Subcellular calcium pools of ischaemic and reperfused myocardium characterised by electron probe.

ABSTRACT

OBJECTIVE: The subcellular redistribution of calcium and other electrolytes was analysed in myocardium subjected to global ischaemia and reperfusion in order to establish possible causes of reperfusion injury. METHODS: Isolated ferret papillary muscles (maintained at 37 degrees C, 1.2 Hz stimulation) were exposed to ischaemic conditions for 1 h by isolating from room air, removing buffer, and exposing to a constant flow of water-saturated 95% N2/5% CO2 gas. Some muscles were "reperfused" for 5 min by exposing to control buffer. Electron probe microanalysis was used to measure subcellular electrolyte content. RESULTS: Ischaemia caused severe swelling and doubling of cell sodium [84(SEM 5) to 156(9) mmol.kg-1 dry weight (dw), P < 0.05]. Mitochondrial electrolyte concentrations were generally increased, most notably calcium [0.40(0.15) to 1.99(0.32) mmol.kg-1 dw, P < 0.05]. Electrolytes in other structures were more moderately affected. Reperfusion resulted in two general myocyte populations. Irreversibly injured cells exhibited contracture knots and an influx of extracellular fluid.

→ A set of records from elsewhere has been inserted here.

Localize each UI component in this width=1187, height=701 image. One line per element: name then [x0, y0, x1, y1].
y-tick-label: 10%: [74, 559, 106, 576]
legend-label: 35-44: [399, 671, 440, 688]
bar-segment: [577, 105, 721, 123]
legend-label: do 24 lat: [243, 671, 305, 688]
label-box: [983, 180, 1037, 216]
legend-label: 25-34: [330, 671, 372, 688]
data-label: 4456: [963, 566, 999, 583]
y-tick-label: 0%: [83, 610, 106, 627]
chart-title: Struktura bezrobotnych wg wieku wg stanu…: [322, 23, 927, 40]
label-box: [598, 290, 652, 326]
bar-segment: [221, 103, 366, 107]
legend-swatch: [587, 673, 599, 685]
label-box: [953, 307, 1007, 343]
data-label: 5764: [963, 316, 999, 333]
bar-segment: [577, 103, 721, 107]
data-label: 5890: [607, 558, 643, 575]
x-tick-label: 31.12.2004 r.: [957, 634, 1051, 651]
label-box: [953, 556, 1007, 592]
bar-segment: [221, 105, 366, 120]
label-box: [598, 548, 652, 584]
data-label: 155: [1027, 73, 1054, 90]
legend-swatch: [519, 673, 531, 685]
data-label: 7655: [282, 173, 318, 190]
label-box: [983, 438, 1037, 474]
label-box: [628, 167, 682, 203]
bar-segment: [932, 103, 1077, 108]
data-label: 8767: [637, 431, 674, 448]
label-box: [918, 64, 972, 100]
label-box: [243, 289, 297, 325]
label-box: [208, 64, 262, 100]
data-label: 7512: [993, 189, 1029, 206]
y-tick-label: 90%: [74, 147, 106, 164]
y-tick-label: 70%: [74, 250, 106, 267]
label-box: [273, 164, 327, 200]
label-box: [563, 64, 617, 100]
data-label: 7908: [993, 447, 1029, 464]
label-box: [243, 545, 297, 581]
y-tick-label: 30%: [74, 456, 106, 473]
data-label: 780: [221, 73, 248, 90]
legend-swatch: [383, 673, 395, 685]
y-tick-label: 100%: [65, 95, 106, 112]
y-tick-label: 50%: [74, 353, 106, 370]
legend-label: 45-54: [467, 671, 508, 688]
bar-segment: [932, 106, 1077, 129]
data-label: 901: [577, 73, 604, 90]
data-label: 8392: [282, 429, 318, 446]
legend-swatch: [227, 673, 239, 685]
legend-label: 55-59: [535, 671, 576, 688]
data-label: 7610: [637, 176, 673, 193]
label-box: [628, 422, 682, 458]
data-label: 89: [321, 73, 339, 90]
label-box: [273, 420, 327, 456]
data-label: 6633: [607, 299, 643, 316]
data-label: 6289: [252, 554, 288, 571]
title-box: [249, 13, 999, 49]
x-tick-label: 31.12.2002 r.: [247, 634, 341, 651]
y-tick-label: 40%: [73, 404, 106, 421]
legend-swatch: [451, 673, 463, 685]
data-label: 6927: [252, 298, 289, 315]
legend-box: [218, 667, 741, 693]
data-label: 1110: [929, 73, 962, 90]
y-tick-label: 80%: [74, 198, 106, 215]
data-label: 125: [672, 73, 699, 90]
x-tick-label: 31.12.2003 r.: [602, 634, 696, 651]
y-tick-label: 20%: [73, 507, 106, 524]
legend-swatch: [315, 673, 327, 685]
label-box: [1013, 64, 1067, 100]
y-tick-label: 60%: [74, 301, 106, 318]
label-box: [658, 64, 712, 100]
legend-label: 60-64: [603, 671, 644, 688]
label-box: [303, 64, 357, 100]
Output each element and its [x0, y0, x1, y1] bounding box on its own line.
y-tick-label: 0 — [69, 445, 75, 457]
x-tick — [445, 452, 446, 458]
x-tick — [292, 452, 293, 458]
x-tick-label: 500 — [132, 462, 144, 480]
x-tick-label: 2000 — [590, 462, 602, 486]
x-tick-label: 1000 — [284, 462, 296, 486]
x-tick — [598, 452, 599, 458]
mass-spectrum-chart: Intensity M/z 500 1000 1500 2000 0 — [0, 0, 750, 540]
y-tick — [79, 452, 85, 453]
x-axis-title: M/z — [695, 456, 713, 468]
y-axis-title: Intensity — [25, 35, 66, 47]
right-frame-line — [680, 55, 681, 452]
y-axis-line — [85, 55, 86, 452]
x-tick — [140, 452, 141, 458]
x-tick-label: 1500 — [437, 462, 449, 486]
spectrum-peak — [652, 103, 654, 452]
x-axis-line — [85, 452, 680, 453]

Analysis was restricted to moderately injured cells, which had reduced swelling and varying numbers of vacuolated mitochondria. In the moderately injured cells, sodium remained high [167(11) mmol.kg-1 dw] and magnesium had increased from 39(2) to 52(2) mmol.kg-1 dw (P < 0.05). Mitochondrial calcium was near control levels [0.64(0.42) mmol.kg-1 dw]. Junctional sarcoplasmic reticular calcium significantly increased [6.56(0.59) to 18.53(1.64) mmol.kg-1 dw in control and reperfused cells, respectively, P < 0.05], while calcium had not changed significantly in T tubule lumen or "3rd compartment", composed of sarcoplasmic reticulum, T tubules, and free sarcoplasm. "3rd compartment" and junctional sarcoplasmic reticulum results suggest that sarcolemma bound calcium had decreased. CONCLUSIONS: Surviving myocytes had no change in total calcium, but showed a large degree of calcium redistribution. Mitochondria accumulated calcium during ischaemia, but released it upon reperfusion. Sarcoplasmic reticulum in reperfused cells appeared functional and may have helped maintain physiological [Ca2+]i by storing calcium released from mitochondria and the sarcolemma. Mitochondrial and sarcolemmal damage are proposed as critical factors in reperfusion injury.